These findings were confirmed by two individual non-pooled samples, each run twice (Table 4). For more details on these QC parameters, please refer to Affymetrix notes on U133Plus2 microarrays.

Table 4.

Non-pooled samples replicates.

Sample ID Lot # RAW Q Background SF Present GAPDH 3′/5′ Actin 3′/5′
N23C-1 4025534 7.02 Avg: 258.22, Stdev: 50.78, Max: 384.7, Min: 139.5 3.10 35.6% 0.93 1.11
N23C-2 4025534 5.62 Avg: 192.50, Stdev: 13.21, Max: 220.6, Min: 164.5 2.44 39.0% 0.87 1.10
N82B-03 4025534 2.75 Avg: 83.76, Stdev: 5.67, Max: 96.5, Min: 73.5 2.62 43.2% 0.86 1.15
N82B-04 4025534 4.97 Avg: 164.27, Stdev: 14.91, Max: 212.6, Min: 126.8 2.96 39.8% 0.87 1.13

For more details on these QC parameters, please refer to Affymetrix notes on U133Plus2 microarrays.

Probe sets with expression levels lower than 100 were classified as too “noisy” based on the data from these repeated hybridizations, whereas those with expression levels greater than 10,000 were classified as “saturated” and unreliable for detecting change in expression (Figure 1). The probe sets must also belong on the validated list published by the MAQC study as well as verified to be repeatable on our own EDTA and PAXgene replicate experiments. Finally, any outliers are also excluded because of their uncharacteristic expression value. These steps are summarized in Table 5.

Figure 1.

Figure 1

Technical Replicate Hybridization. (a,b) Correlation between two replicates hybridizations of samples N23C and N82B; (c) distribution of replicate ratios for probe sets within the “filtered” list.

Table 5.

Probe Set Filtering.

Present in All Samples
Expression between 100 and 10,000
On MAQC list
On EDTA stable list (±10%)
On PAXgene stable list (±15%)
Outlier: >2-fold outside of 95%-tile range

2.3.3. Pairs of Genes

Pairs of genes are the minimum unit for analysis when using self-normalization to suppress confounding factors, such as the diurnal cycle [22]. From the stable probe sets identified in the previous steps, pairs of genes were evaluated as ratios. A pair with an AUROC value of 0.7 or higher was classified as “significant”, and the pair was set aside as a candidate biomarker pair for further combination analysis. This AUROC value was selected from empirical experience as a good balance between potentially excluding valid probe sets and accepting those that would eventually prove to be unreliable in further evaluations. Pairs using the sum of the gene expression were also set aside as candidates if the pair had complementary noise which was reduced by the sum, as evidenced by a significant increase in AUROC above that of the individual genes. Additionally, if a pair had little correlation with the disease under study (AUROC~0.5), but showed good correlation with the significant pairs, then the pair was also set aside as a potential “suppressor” pair [23]. Finally, combinations of candidate biomarker and suppressor pairs were evaluated by AUROC and a short list was selected for validation on a test set or by multiple iterations of n-fold cross-validation. The concept of using pairs of genes is similar to the practice of using differential signals in electrocardiogram (EKG) and electroencephalogram (EEG) measurements (Figure 2). The desired signal is obscured by the electrical noise from both the external environment and spurious muscle contractions in the body of the patient. However, by selecting appropriate reference points to obtain a “suppressor” signal, it is possible to optimally recover the desired signal.

Figure 2.

Figure 2

EKG pair is “suppressor” used with “raw” EEG pair to obtain a clean EEG signal with reduced EKG artefacts. Specifically selected raw signals which seem to be useless noise, are combined to suppress masking noise, revealing the underlying useful information that was always present.

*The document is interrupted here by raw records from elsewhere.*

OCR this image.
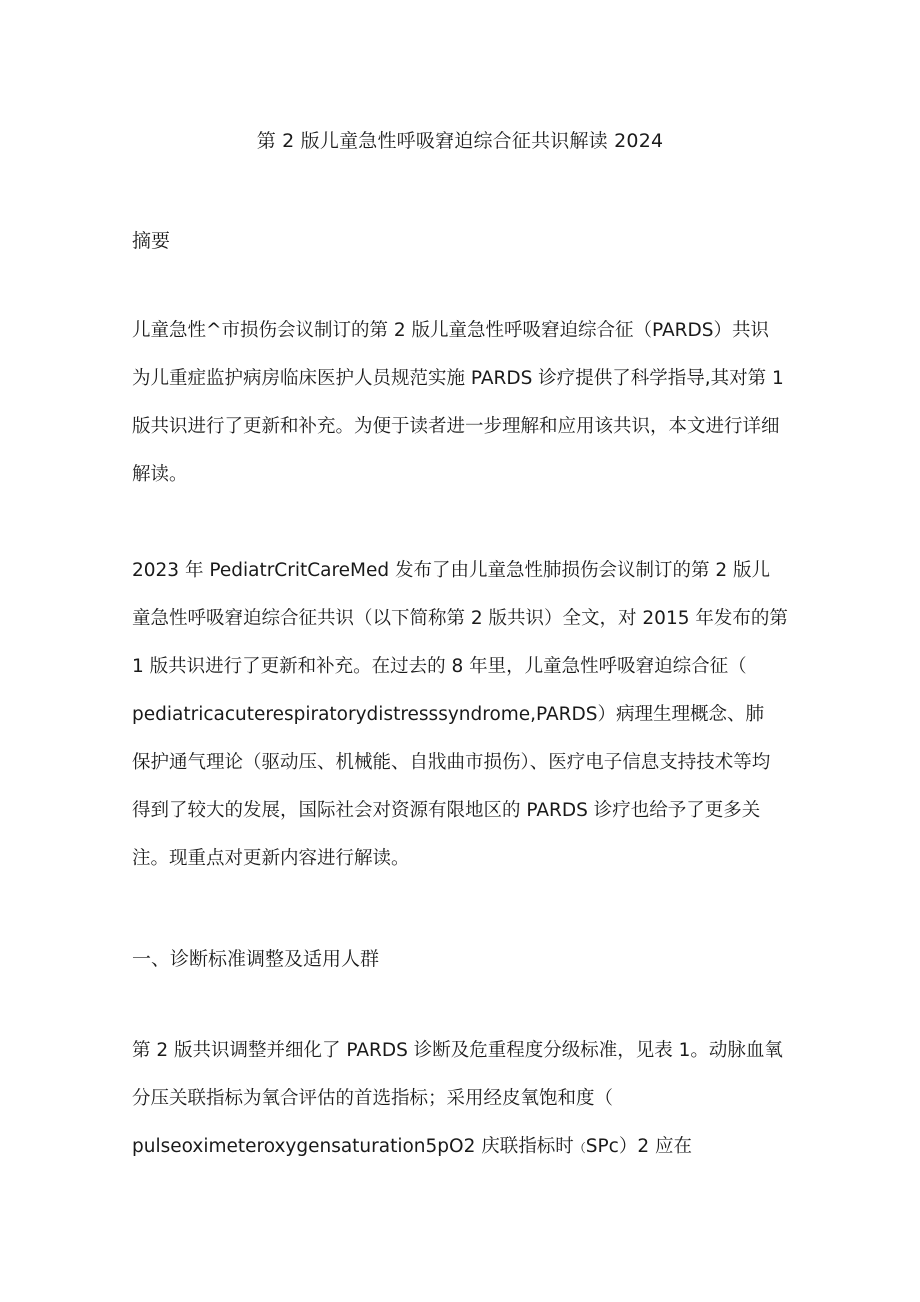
第 2 版儿童急性呼吸窘迫综合征共识解读 2024
摘要
儿童急性^市损伤会议制订的第 2 版儿童急性呼吸窘迫综合征（PARDS）共识
为儿重症监护病房临床医护人员规范实施 PARDS 诊疗提供了科学指导,其对第 1
版共识进行了更新和补充。为便于读者进一步理解和应用该共识，本文进行详细
解读。
2023 年 PediatrCritCareMed 发布了由儿童急性肺损伤会议制订的第 2 版儿
童急性呼吸窘迫综合征共识（以下简称第 2 版共识）全文，对 2015 年发布的第
1 版共识进行了更新和补充。在过去的 8 年里，儿童急性呼吸窘迫综合征（
pediatricacuterespiratorydistresssyndrome,PARDS）病理生理概念、肺
保护通气理论（驱动压、机械能、自戕曲市损伤）、医疗电子信息支持技术等均
得到了较大的发展，国际社会对资源有限地区的 PARDS 诊疗也给予了更多关
注。现重点对更新内容进行解读。
一、诊断标准调整及适用人群
第 2 版共识调整并细化了 PARDS 诊断及危重程度分级标准，见表 1。动脉血氧
分压关联指标为氧合评估的首选指标；采用经皮氧饱和度（
pulseoximeteroxygensaturation5pO2 庆联指标时（SPc）2 应在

2.3.4. One-Against-All (Orthogonality)

One of the difficulties of using whole blood is that its transcriptome contains information reflecting not only many diseases but also all kinds of other confounding factors. However, this breadth of information is also the key to the solution of the problem. Since so many factors are mirrored in the blood transcriptome, it should be possible to find a signature for each, and reduce the problem to a set of “independent” or orthogonal equations for which the solution becomes nearly trivial.

This solution is based on our hypothesis that, whereas many genes are affected by more than one disease or condition, there may exist combinations of genes that are affected only by a single condition. By setting up an analysis to look for only those combinations of genes that respond to a single condition in the explicit presence of confounding factors such as other diseases, we will be able to identify those genes that match the independent equation case. One beneficial side effect of this solution is that sample acquisition becomes much simpler; it is not necessary to find samples from patients with two or more diseases or conditions of interest. The practical consequence is not trivial: for diseases with very low prevalence rates, patients with multiple disease combinations would be vanishingly rare and impossible to acquire.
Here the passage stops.